Conforme a sentença, ficou comprovado que os réus atuaram em conjunto com outros indivíduos não identificados para exigir pagamentos de proprietários de revendas de veículos mediante grave ameaça. De acordo com a decisão, as provas produzidas durante a investigação, incluindo a análise de aparelhos celulares, a quebra de sigilo telemático e os depoimentos colhidos no processo, demonstraram a participação dos acusados nos crimes.

Na decisão, o magistrado destacou que os elementos reunidos ao longo da instrução comprovaram a materialidade e a autoria dos delitos, afastando as teses defensivas de insuficiência de provas e de ausência de participação da ré nos fatos.
Entenda o caso
Segundo a denúncia do Ministério Público, em novembro de 2025, os proprietários de duas revendas de veículos em Bento Gonçalves receberam mensagens exigindo pagamentos semanais para que pudessem continuar exercendo suas atividades sem sofrer represálias.
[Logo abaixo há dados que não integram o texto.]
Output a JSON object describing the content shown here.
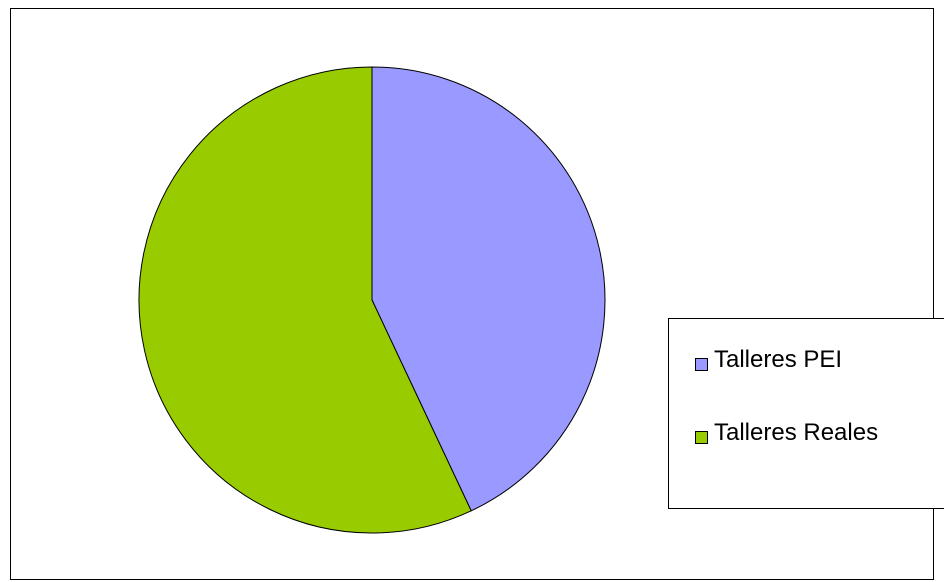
{
  "chart_data": {
    "type": "pie",
    "title": "",
    "slices": [
      {
        "label": "Talleres PEI",
        "value": 43,
        "color": "#9999ff"
      },
      {
        "label": "Talleres Reales",
        "value": 57,
        "color": "#99cc00"
      }
    ],
    "start_angle": "12 o'clock",
    "direction": "clockwise",
    "legend_position": "right"
  }
}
As ameaças foram enviadas por aplicativo de mensagens.
Ainda conforme a denúncia, no dia 25 de novembro de 2025, após um dos comerciantes recusar o pagamento, o estabelecimento – localizado na rua Marechal Humberto de Alencar Castelo Branco, na Licorsul – foi alvo de um ataque, com quebra dos vidros e arremesso de coquetéis molotov, causando danos a veículos e à estrutura do local.
Conforme testemunhas, dois indivíduos chegaram em uma motocicleta, quebraram o vidro da loja e lançaram um artefato incendiário. Dois veículos sofreram danos, mas ninguém ficou ferido.
Em 29 de novembro, uma operação conjunta prendeu preventivamente um homem de 31 anos, em Nova Roma do Sul, e uma mulher de 45 anos, em Caxias do Sul. Na época, a ação reuniu as Delegacias de Polícia, Brigada Militar, Guarda Civil Municipal, Corpo de Bombeiros Militar, Polícia Rodoviária Federal, Polícia Penal, Insituto-Geral de Perícias e o Grupo de Atuação Especial de Combate ao Crime Organizado (GAECO).
A investigação identificou a atuação dos réus na prática dos crimes e resultou no oferecimento da denúncia pelo Ministério Público.